Back to the blog post:

"We can actually attempt to use the METR paper to try to derive AGI timelines using the following equation:

days until AGI = log2({AGI task length} / {Starting task length}) * {doubling time}"

To find numbers to plug there, it makes some assumptions like "1h45 upper bound seems low let's boost by 1.5x" and then "but real world is messy so let's just divide the time by 10" which flies in the face of the fact that for tasks above messiness of 3/15 the models never breach 20% success rates.

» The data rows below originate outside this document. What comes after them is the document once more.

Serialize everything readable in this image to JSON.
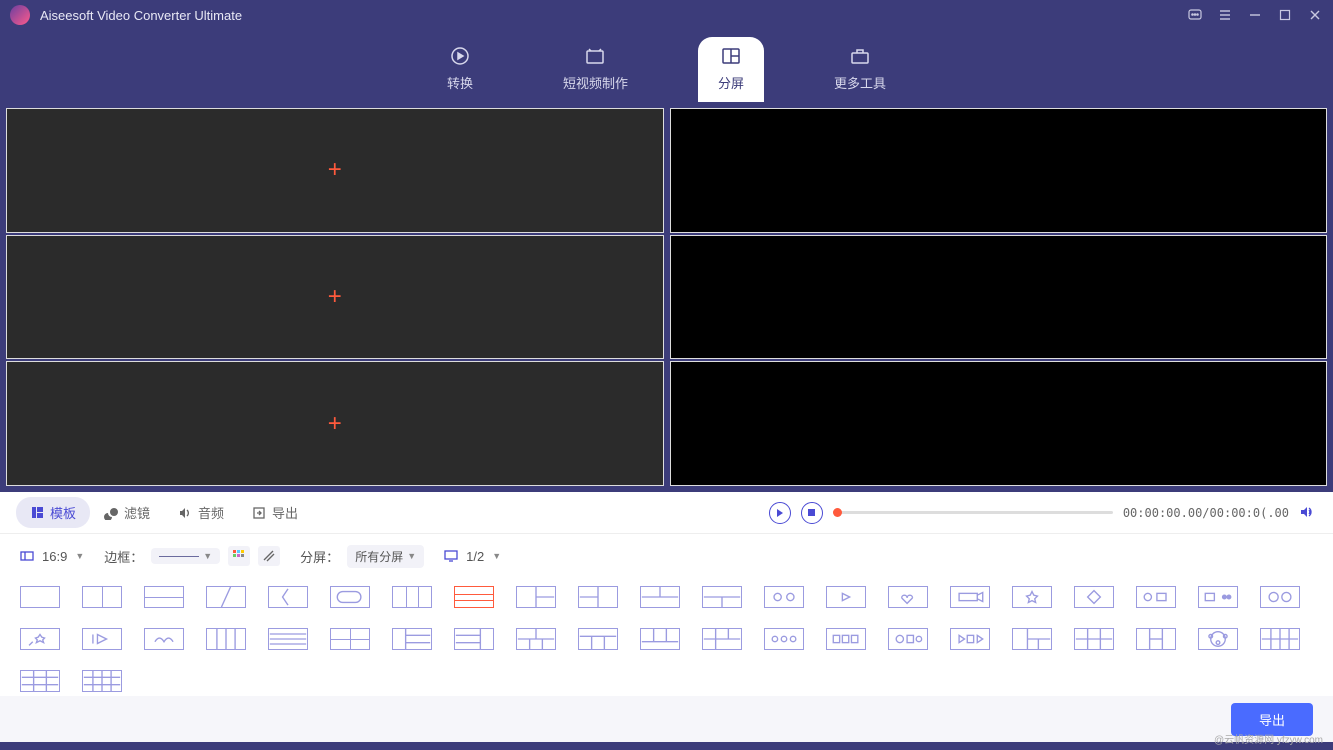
{
  "app": {
    "title": "Aiseesoft Video Converter Ultimate"
  },
  "nav": {
    "tabs": [
      {
        "label": "转换"
      },
      {
        "label": "短视频制作"
      },
      {
        "label": "分屏"
      },
      {
        "label": "更多工具"
      }
    ]
  },
  "panel": {
    "tabs": [
      {
        "label": "模板"
      },
      {
        "label": "滤镜"
      },
      {
        "label": "音频"
      },
      {
        "label": "导出"
      }
    ]
  },
  "playback": {
    "timecode": "00:00:00.00/00:00:0(.00"
  },
  "options": {
    "aspect_label": "16:9",
    "border_label": "边框：",
    "split_label": "分屏：",
    "split_value": "所有分屏",
    "page_value": "1/2"
  },
  "export": {
    "button": "导出"
  },
  "watermark": "@云帆资源网 yfzyw.com"
}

And considering the whole task set goes to 3.2/15 messiness score, that means that anything above that is a null data point. So this "Let’s assume true AGI tasks are 10x harder" assumption alone should drive "task length" to zero.

"Additionally, we likely need more than 50% reliability. Let’s assume we need 80% reliability, which adds a 4x penalty, plunging starting task length down further to 3min45sec."

At 80% reliability, only 2 models breach 4 minutes, with the best one approaching 15 minutes. And that is at messiness score of at most 3.2. But the best model regresses from the 2 bellow it on the overall estimation, and none breach even 20% reliability above that.

So none of the modelling is valid, but the sleight of hand is offering the AGI formula and the 168h task length value for 'AGI' which of course is spurious because we're than talking about an AGI that cannot do any task messier than a 3.2/15, and a doubling rate of 3 to 7 months, we are stuck with accepting AGI is at most 10 years away as the blog post claims. But at most we can expect models that can do a few hundred lines of code edition at a 50% reliability rate on projects that would take around a month. And the METR paper has it's own projection of a "1-month AI" (which it never claims to be AGI) with 50% chance between end of 2027 and early 2028. So let me know if you have any 1 month projects under 800 LOC that you may need, with a 50% chance to be able to use an LLM to have a 50% shot at eventually getting it right, in about 2-3 years!